The Middle of Nowhere

“The middle of nowhere” is a loaded idiom. It’s a vague-yet-precise phrase that invokes a certain situation or location, which can be positive or negative depending on who says it. It offers up visions of amber waves and orange plateaus, of abandoned filling stations and faded glimpses of the past’s future. It is a place devoid of the decades of social construction required to populate a city with its traps and trappings.

The Middle of Nowhere lies squarely in the heart of America. Not geographically, though its geographic center (2 miles northwest of Lebanon, Kansas) may well qualify as such. No, the Middle of Nowhere is an idea deeply engrained in the American frontier psyche. From the times of pioneers in chuckwagons on through their great grandchildren in postwar automobiles getting their kicks on Route 66, we have been drawn toward faraway places and their implacable, fearsome beauty.

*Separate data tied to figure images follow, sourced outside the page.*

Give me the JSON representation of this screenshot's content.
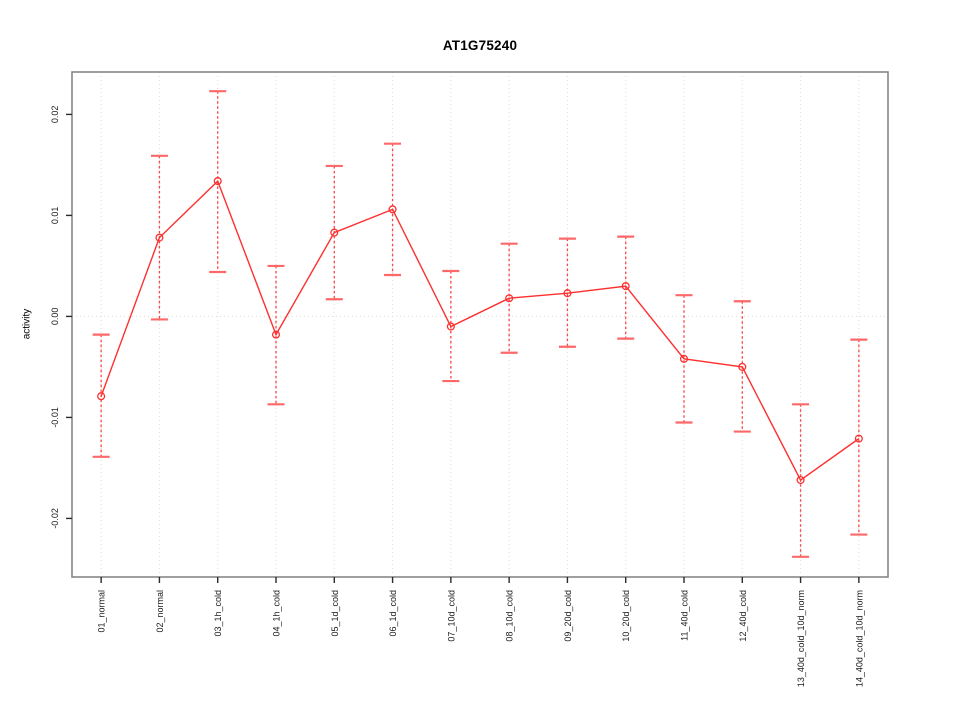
{
  "figure": {
    "title": "AT1G75240",
    "ylabel": "activity"
  },
  "chart_data": {
    "type": "line",
    "title": "AT1G75240",
    "xlabel": "",
    "ylabel": "activity",
    "legend": "none",
    "grid": "vertical dotted gridlines at each category plus dotted horizontal line at y=0",
    "marker": "open-circle",
    "error_bars": "dashed vertical whiskers with caps",
    "categories": [
      "01_normal",
      "02_normal",
      "03_1h_cold",
      "04_1h_cold",
      "05_1d_cold",
      "06_1d_cold",
      "07_10d_cold",
      "08_10d_cold",
      "09_20d_cold",
      "10_20d_cold",
      "11_40d_cold",
      "12_40d_cold",
      "13_40d_cold_10d_norm",
      "14_40d_cold_10d_norm"
    ],
    "series": [
      {
        "name": "activity",
        "values": [
          -0.0079,
          0.0078,
          0.0134,
          -0.0018,
          0.0083,
          0.0106,
          -0.001,
          0.0018,
          0.0023,
          0.003,
          -0.0042,
          -0.005,
          -0.0162,
          -0.0121
        ],
        "error_upper": [
          -0.0018,
          0.0159,
          0.0223,
          0.005,
          0.0149,
          0.0171,
          0.0045,
          0.0072,
          0.0077,
          0.0079,
          0.0021,
          0.0015,
          -0.0087,
          -0.0023
        ],
        "error_lower": [
          -0.0139,
          -0.0003,
          0.0044,
          -0.0087,
          0.0017,
          0.0041,
          -0.0064,
          -0.0036,
          -0.003,
          -0.0022,
          -0.0105,
          -0.0114,
          -0.0238,
          -0.0216
        ]
      }
    ],
    "yticks": [
      -0.02,
      -0.01,
      0.0,
      0.01,
      0.02
    ],
    "ylim": [
      -0.0258,
      0.0242
    ],
    "colors": {
      "series_line": "#fd3030",
      "error_bar": "#fd4545",
      "error_cap": "#fd6868",
      "gridline": "#dcdcdc",
      "frame": "#878787",
      "tick": "#2a2a2a",
      "text": "#1a1a1a"
    }
  }
}
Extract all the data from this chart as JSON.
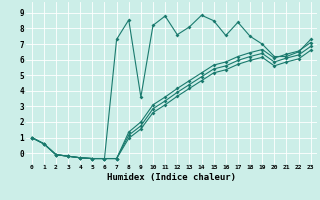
{
  "xlabel": "Humidex (Indice chaleur)",
  "bg_color": "#cceee8",
  "grid_color": "#ffffff",
  "line_color": "#1a7a6e",
  "xlim": [
    -0.5,
    23.5
  ],
  "ylim": [
    -0.7,
    9.7
  ],
  "xticks": [
    0,
    1,
    2,
    3,
    4,
    5,
    6,
    7,
    8,
    9,
    10,
    11,
    12,
    13,
    14,
    15,
    16,
    17,
    18,
    19,
    20,
    21,
    22,
    23
  ],
  "yticks": [
    0,
    1,
    2,
    3,
    4,
    5,
    6,
    7,
    8,
    9
  ],
  "line1_x": [
    0,
    1,
    2,
    3,
    4,
    5,
    6,
    7,
    8,
    9,
    10,
    11,
    12,
    13,
    14,
    15,
    16,
    17,
    18,
    19,
    20,
    21,
    22,
    23
  ],
  "line1_y": [
    1.0,
    0.6,
    -0.1,
    -0.2,
    -0.3,
    -0.35,
    -0.35,
    7.3,
    8.55,
    3.6,
    8.2,
    8.8,
    7.6,
    8.1,
    8.85,
    8.5,
    7.55,
    8.4,
    7.5,
    7.0,
    6.2,
    6.2,
    6.5,
    7.3
  ],
  "line2_x": [
    0,
    1,
    2,
    3,
    4,
    5,
    6,
    7,
    8,
    9,
    10,
    11,
    12,
    13,
    14,
    15,
    16,
    17,
    18,
    19,
    20,
    21,
    22,
    23
  ],
  "line2_y": [
    1.0,
    0.6,
    -0.1,
    -0.2,
    -0.3,
    -0.35,
    -0.35,
    -0.35,
    1.35,
    2.0,
    3.1,
    3.6,
    4.15,
    4.65,
    5.15,
    5.65,
    5.85,
    6.2,
    6.45,
    6.65,
    6.1,
    6.35,
    6.55,
    7.1
  ],
  "line3_x": [
    0,
    1,
    2,
    3,
    4,
    5,
    6,
    7,
    8,
    9,
    10,
    11,
    12,
    13,
    14,
    15,
    16,
    17,
    18,
    19,
    20,
    21,
    22,
    23
  ],
  "line3_y": [
    1.0,
    0.6,
    -0.1,
    -0.2,
    -0.3,
    -0.35,
    -0.35,
    -0.35,
    1.15,
    1.75,
    2.85,
    3.35,
    3.9,
    4.4,
    4.9,
    5.4,
    5.6,
    5.95,
    6.2,
    6.4,
    5.85,
    6.1,
    6.3,
    6.85
  ],
  "line4_x": [
    0,
    1,
    2,
    3,
    4,
    5,
    6,
    7,
    8,
    9,
    10,
    11,
    12,
    13,
    14,
    15,
    16,
    17,
    18,
    19,
    20,
    21,
    22,
    23
  ],
  "line4_y": [
    1.0,
    0.6,
    -0.1,
    -0.2,
    -0.3,
    -0.35,
    -0.35,
    -0.35,
    0.95,
    1.55,
    2.6,
    3.1,
    3.65,
    4.15,
    4.65,
    5.15,
    5.35,
    5.7,
    5.95,
    6.15,
    5.6,
    5.85,
    6.05,
    6.6
  ]
}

Recent times have marked a dramatic shift in our collective attitude toward B.F.E. We fear its lack of 4G LTE and Wi-Fi hotspots, we believe its few inhabitants to be uneducated and frightening, we think it involves hours of dreadful driving and no meaningful raison d’etre.

And yet, as the world races toward hyperconnectivity and density and automated everything, some people find the Middle of Nowhere to be more appealing than ever. I hear in its howling winds a siren song, see in its wide open spaces some reflection of reality that proves elusive elsewhere, feel my blood pressure plummet when I spy a gravel road and go careening down it toward the unknown and the certain solitude it promises.
There is another merit in these supposedly forsaken places. The problems you encounter out here are real in the best sense. Who wouldn’t prefer inclement weather to toll bills or mechanical troubles to waking up in civilization groggy, questioning the nature of existence and human consciousness? Theoretical quibbles dissolve once social media is inaccessible and the responsible parties are safely left whence they came. And it’s blessedly hard to get a parking ticket when nobody else wants your parking space.

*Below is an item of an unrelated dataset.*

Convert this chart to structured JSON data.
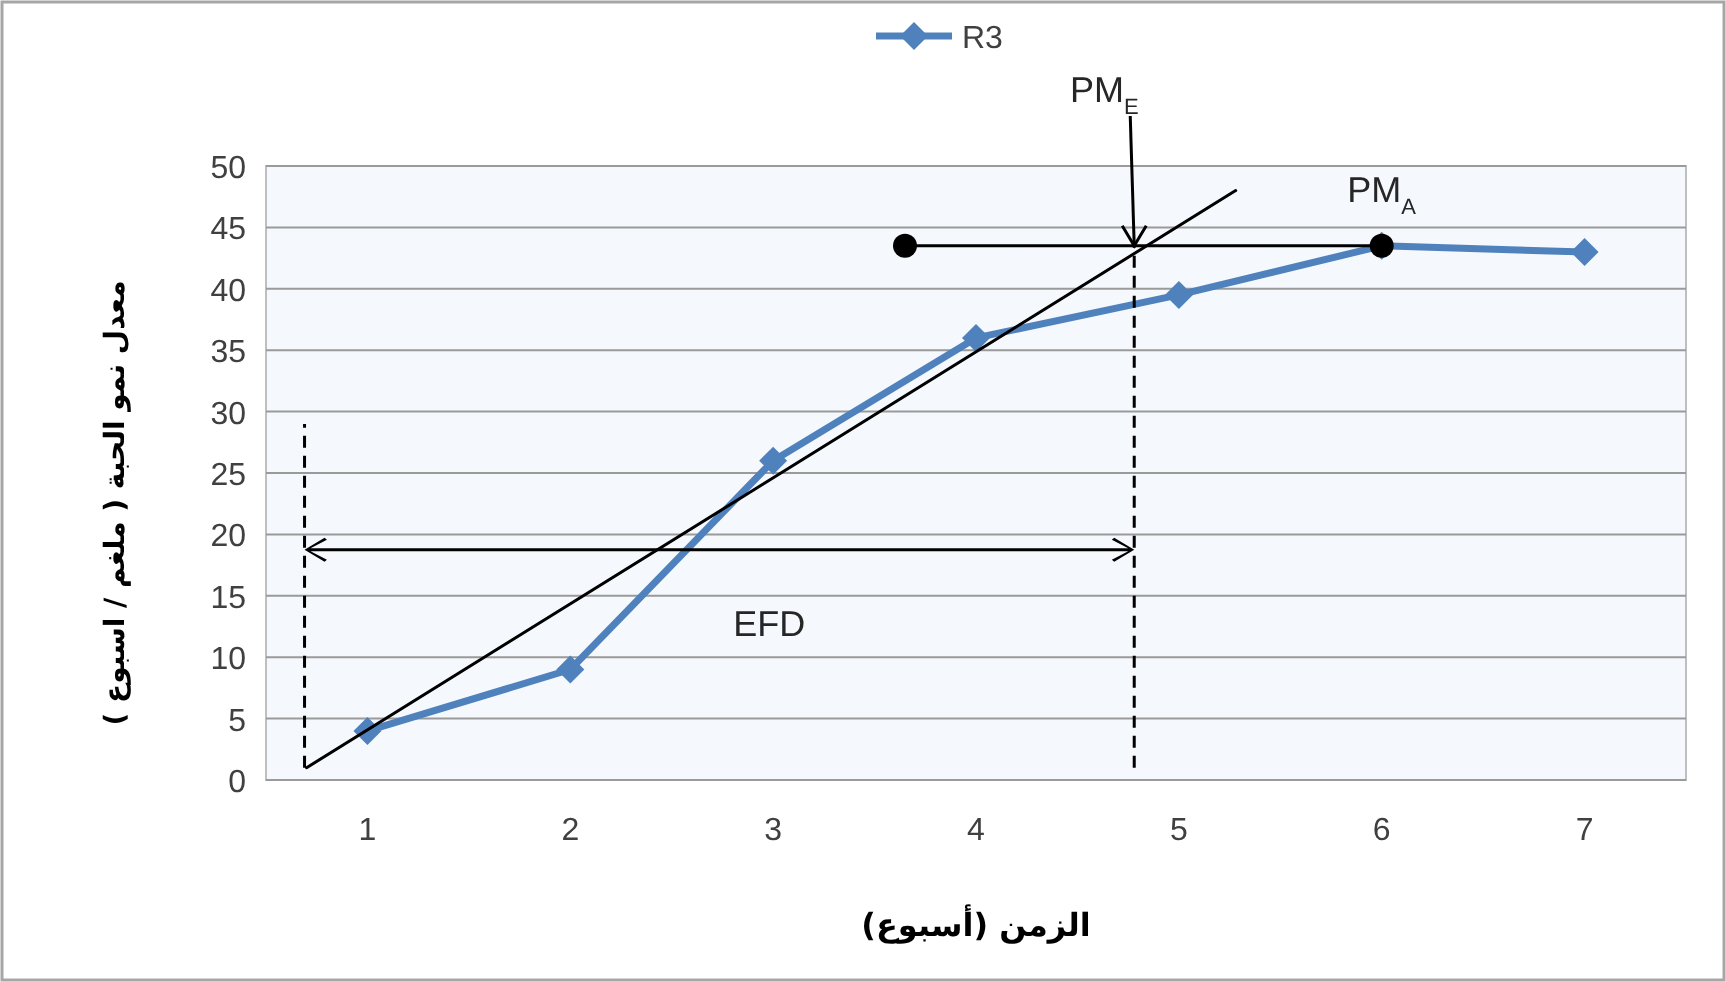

The silence of the Kiawah Grasslands and the back country of the Rocky Mountains is as powerful metaphorically as it is literally. With shale underfoot and big skies ahead, loves spurned and principals violated are a million miles away. Hot transmission fluid on the hands is Holy Water in a time when most pain is of the theoretical variety, inflicted by petty humans and cyber strangers and overanalytical brains As the magnetism of Northern New Mexico’s plains pulled me towards a small herd of pronghorn antelope, it also seemed to draw out of me so many layers of confounded concerns. The stress of losing a few dollars donating discarded possessions instead of selling them, the Estimated Time of Arrival on Google Maps, the people who have inexplicably wronged me (and each other) along the way, the unbearable midnight dreams of being smashed into an embankment or hit by a car or shot by a rifle from far away all fizzled into the knee-high brush. There was no cell signal to power Spotify, nor any FM radio stations that my truck’s half-mast antenna could detect. With nothing but the whir of an ancient straight-six motor and Hank’s vigorous panting at the sight of cattle and antelope and a gusting breeze, I could hear myself not thinking. What a blissful sound that is.

People speak of the Middle of Nowhere fearfully. There’s nobody out there. What if you need help? They bemoan when other humans encroach on their sense of solitude in the Middle of Nowhere. I was on Shafter Trail in Moab, but so was everybody else today. Of course, “everybody else” means seeing five or six cars in the leading edge of the Grand Canyon over the course of a four hour drive. Neither assessment is wrong, though the Middle of Nowhere means something more nuanced than a simple lack of humanity. It is a changed relationship with the space-time continuum, a shift in priorities, a return to the elemental experience of simply being.
In 2017, it is astoundingly difficult to find oneself more than an hour’s walk away from cell service, and even in these places, there are a myriad of ways to prevent being truly lost. Most people compulsively check their phones dozens of times a day. We are so far removed from truly pressing issues that we gorge ourselves on the lives of others, as if our own are not intriguing and complex enough as-is. Reality television is the most popular form of entertainment, and with the advent of the internet, everyone has turned their lives into a curated highlight reel. This fogs our ability to think clearly. It skews our perception of ‘normalcy,’ should such a thing exist at all. It robs us of the profound enjoyment of the moments we’re in and the people we know, for there’s always a sense that something bigger and better is happening elsewhere, all because we saw it on the internet.